The tax bill currently making its way through the U.S. Congress changes a lot of things. It doesn’t change the wind energy tax credits that have been subsidizing the growth of the renewable energy sector since the early 1990s. According to the American Wind Energy Association, the tax bill preserves the Production Tax Credit (PTC) at least through 2019. That is good news to both wind energy producers and composite manufacturers. Is it good news for taxpayers?
Whenever a news story like this comes up it raises the question of whether taxpayer subsidies to business should continue. On the one hand, proponents say that certain industries would not be able to prosper in the early stages of growth without assistance. Opponents argue that the need for subsidies proves a particular industry or company is not wanted in the marketplace. There are valid arguments on both sides.
It should also be noted that the U.S. is not the only country struggling with this issue. From the UK to Germany to Australia, governments are wrestling with the amount of subsidy support they should be offering the renewable energy sector. This includes wind, solar, and biomass energy.
One Industry Affects Another
It is important to remember that wind farms would not be the only ones affected by a sudden cutoff of subsidies. Other industries, including the composites industry, would be impacted as well. Companies that manufacture and sell composite materials to wind farm manufacturers would likely see less work as a result of subsidy cuts. If wind energy were not strong enough to stand on its own, a significant loss of business could put some composite manufacturers out of business too.
Rock West Composites, a Utah company specializing in carbon fiber prepregs, carbon sheets and other composite products, explains that composite materials are key to manufacturing wind turbines that are both lightweight and strong. Without composites, wind-powered energy production would not be economically viable. As such, turbine manufacturers and the composite providers they work with are dependent on one another for success.
Of course, the domino effect of lost wind energy subsidies would affect other industries as well. There would be less work for construction companies and surveyors; the need for electrical engineers and utility workers would not be as great; the account executives tasked with closing wind farm deals could lose their jobs.
It’s Not Black and White
None of this is to say that wind energy subsidies are either right or wrong. At the end of the day, the issue is not black and white. There is no denying that the current government subsidies are keeping wind energy producers, composite manufacturers, electrical contractors, land surveyors, etc. busy with revenue-generating work.

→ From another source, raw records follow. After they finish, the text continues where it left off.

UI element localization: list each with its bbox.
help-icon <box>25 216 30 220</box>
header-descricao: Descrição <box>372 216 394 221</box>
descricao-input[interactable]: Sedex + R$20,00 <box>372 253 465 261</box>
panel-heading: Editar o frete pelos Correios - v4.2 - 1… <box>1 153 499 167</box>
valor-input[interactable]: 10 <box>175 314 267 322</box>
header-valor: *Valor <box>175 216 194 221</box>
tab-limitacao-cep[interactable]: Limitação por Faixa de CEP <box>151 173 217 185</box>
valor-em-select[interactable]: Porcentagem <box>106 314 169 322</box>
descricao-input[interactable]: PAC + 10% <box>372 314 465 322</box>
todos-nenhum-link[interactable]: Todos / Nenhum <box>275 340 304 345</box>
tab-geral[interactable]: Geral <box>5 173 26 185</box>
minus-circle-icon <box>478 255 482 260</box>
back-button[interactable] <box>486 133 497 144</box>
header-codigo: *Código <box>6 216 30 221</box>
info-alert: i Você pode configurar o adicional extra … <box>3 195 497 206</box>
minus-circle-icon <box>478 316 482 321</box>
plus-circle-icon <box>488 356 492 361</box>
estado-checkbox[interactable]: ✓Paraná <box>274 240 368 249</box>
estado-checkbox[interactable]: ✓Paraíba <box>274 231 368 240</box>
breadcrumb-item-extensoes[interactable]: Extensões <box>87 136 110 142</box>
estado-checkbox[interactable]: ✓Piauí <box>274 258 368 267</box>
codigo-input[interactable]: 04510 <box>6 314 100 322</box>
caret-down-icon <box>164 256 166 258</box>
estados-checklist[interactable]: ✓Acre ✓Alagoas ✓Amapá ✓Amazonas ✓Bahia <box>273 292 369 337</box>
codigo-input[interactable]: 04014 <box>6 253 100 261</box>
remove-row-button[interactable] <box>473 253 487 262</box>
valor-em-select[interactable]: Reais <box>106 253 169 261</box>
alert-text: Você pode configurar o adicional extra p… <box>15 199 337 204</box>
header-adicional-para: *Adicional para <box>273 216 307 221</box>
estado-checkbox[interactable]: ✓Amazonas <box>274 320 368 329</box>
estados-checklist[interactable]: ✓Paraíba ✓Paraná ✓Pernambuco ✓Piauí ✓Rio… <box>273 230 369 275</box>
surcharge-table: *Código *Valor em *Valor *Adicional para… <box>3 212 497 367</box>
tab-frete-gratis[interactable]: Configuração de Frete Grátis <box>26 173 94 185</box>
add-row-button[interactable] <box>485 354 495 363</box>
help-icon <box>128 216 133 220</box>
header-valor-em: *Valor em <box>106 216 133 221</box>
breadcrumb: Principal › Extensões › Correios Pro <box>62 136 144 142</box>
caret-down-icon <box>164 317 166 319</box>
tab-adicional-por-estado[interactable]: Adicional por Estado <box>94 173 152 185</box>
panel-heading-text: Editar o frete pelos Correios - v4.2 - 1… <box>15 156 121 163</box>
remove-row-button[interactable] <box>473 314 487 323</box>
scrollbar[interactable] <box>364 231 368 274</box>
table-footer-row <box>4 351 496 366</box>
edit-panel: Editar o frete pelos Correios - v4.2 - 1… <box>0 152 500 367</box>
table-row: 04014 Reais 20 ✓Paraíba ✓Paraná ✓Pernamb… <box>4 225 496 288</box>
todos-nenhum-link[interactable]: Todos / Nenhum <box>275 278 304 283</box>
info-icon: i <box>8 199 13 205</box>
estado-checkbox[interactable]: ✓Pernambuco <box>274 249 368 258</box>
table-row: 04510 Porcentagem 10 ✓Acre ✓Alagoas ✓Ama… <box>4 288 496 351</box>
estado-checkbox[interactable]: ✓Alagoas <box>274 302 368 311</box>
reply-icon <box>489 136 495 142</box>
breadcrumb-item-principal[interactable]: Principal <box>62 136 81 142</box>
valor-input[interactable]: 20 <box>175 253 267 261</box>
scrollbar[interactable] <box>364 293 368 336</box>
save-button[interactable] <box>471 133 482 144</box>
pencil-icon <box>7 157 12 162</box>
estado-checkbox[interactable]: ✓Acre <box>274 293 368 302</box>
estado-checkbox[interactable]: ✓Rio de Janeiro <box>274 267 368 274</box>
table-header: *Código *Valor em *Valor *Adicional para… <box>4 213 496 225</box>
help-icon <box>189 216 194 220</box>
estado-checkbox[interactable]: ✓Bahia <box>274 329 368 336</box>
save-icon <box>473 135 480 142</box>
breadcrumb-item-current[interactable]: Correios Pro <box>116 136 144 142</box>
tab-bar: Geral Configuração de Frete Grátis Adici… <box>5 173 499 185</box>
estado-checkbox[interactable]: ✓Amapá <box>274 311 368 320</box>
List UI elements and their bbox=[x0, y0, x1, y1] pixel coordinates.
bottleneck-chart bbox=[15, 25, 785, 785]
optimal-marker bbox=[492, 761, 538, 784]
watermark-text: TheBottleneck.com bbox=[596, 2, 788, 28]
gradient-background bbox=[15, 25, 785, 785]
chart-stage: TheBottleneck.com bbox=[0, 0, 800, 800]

Yet we also know from history that any business requiring long-term subsidies runs a very high risk of never becoming self-sufficient.
Would composite material manufacturing continue if wind power subsidies were cut? Absolutely. But those companies heavily invested in providing the materials for turbine manufacturing would have to find other streams of revenue. The same is true for every other tertiary industry that now considers wind energy its bread-and-butter.
It should be no surprise that both the renewable energy and composites industries are breathing a sigh of relief that Congress has left the PTC intact for another couple of years. For now, wind turbines made of composite materials will continue to be manufactured and installed on growing numbers of wind farms around the country. Who knows? Maybe by the time subsidies are phased out wind energy will be fully self-supporting.